En algún momento, pensé en que podría realizar allí el trabajo de campo para mi tesis de maestría. Y, aprovechando que uno de los alumnos, el maestro Paulino (quien aparece en una de las fotos, sentado y escribiendo) vivía en el pueblo de San Juan Mixtepec, como a media hora en camión de redilas de Tlaxiaco, pasé varios días en casa de él y su familia. Recuerdo que me impresionó cómo avanzaba la erosión del suelo, así como el mercado semanal, menos concurrido que el de Tlaxiaco, pero con la misma dinámica. Gente que venía de tierras tanto altas como bajas a ofrecer sus productos. Lamentablemente, no proseguí mi labor etnográfica, pero sí volví de nuevo a Mixtepec (que más tarde se volvería escenario de varias investigaciones sobre la migración regional), como parte de un grupo, que el maestro Paulino había invitado con ocasión de la boda de su cuñada, en que, por supuesto, tronaron cohetes.

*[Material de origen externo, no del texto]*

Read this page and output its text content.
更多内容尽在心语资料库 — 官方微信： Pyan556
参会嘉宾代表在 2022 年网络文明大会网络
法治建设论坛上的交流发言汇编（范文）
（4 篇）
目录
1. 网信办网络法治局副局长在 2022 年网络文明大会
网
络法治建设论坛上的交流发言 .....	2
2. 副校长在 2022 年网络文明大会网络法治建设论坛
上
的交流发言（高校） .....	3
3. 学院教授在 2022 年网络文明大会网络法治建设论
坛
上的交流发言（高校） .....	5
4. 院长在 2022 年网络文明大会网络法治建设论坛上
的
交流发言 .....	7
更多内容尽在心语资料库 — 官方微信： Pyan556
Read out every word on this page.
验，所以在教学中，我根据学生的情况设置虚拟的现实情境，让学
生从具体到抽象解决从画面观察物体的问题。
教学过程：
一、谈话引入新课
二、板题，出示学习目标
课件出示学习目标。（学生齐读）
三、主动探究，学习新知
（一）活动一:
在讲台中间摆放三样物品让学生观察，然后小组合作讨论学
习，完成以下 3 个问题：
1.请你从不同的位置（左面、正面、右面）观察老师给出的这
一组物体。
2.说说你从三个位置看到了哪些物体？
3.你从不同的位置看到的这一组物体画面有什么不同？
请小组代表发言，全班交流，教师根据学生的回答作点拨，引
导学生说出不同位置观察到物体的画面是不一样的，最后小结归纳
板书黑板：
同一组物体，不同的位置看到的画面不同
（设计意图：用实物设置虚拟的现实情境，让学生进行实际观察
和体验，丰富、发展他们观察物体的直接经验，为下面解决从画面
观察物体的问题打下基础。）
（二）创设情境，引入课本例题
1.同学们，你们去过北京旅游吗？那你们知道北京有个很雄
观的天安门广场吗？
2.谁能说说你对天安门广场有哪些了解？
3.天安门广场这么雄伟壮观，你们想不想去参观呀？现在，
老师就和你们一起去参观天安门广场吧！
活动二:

En otra ocasión, la licenciatura programó una visita del grupo de estudiantes que asistía a clases en Tlaxiaco, junto conmigo y un sociólogo rural (cuyo nombre no recuerdo) a San Andrés Chicahuaxtla, una zona triqui, para realizar una práctica de campo (las imágenes que muestran un paisaje nublado proceden de ese día). Lo cual permitió que el grupo se fogueara describiendo el lugar y entrevistando gente, entre la que se contó el comisario ejidal, acerca de la problemática de tierras en Chicahuaxtla.
Varios años después, volví a Tlaxiaco con un puñado de estudiantes de la Licenciatura en Etnología de la ENAH, a realizar prácticas de campo. Recorrimos el pueblo y sus alrededores, visitando alfareros y aserraderos, y también un lugar que nos dejó desolados por lo pelados de sus suelos: Magdalena Peñasco.
Desde entonces, la Mixteca ha sido sólo memoria. Pero una muy peculiar, porque casi puedo decir que fue el lugar en que varias cosas me ocurrieron por primera vez en México. Y suele ocurrir que las primeras veces difícilmente se olvidan.
Referencia
Pérez Arbeláez, Enrique (1956), Plantas útiles de Colombia, Sucesores de Rivadeneyra Madrid y Librería Colombiana-Camacho Roldán, Bogotá, 3ª edición, corregida y aumentada.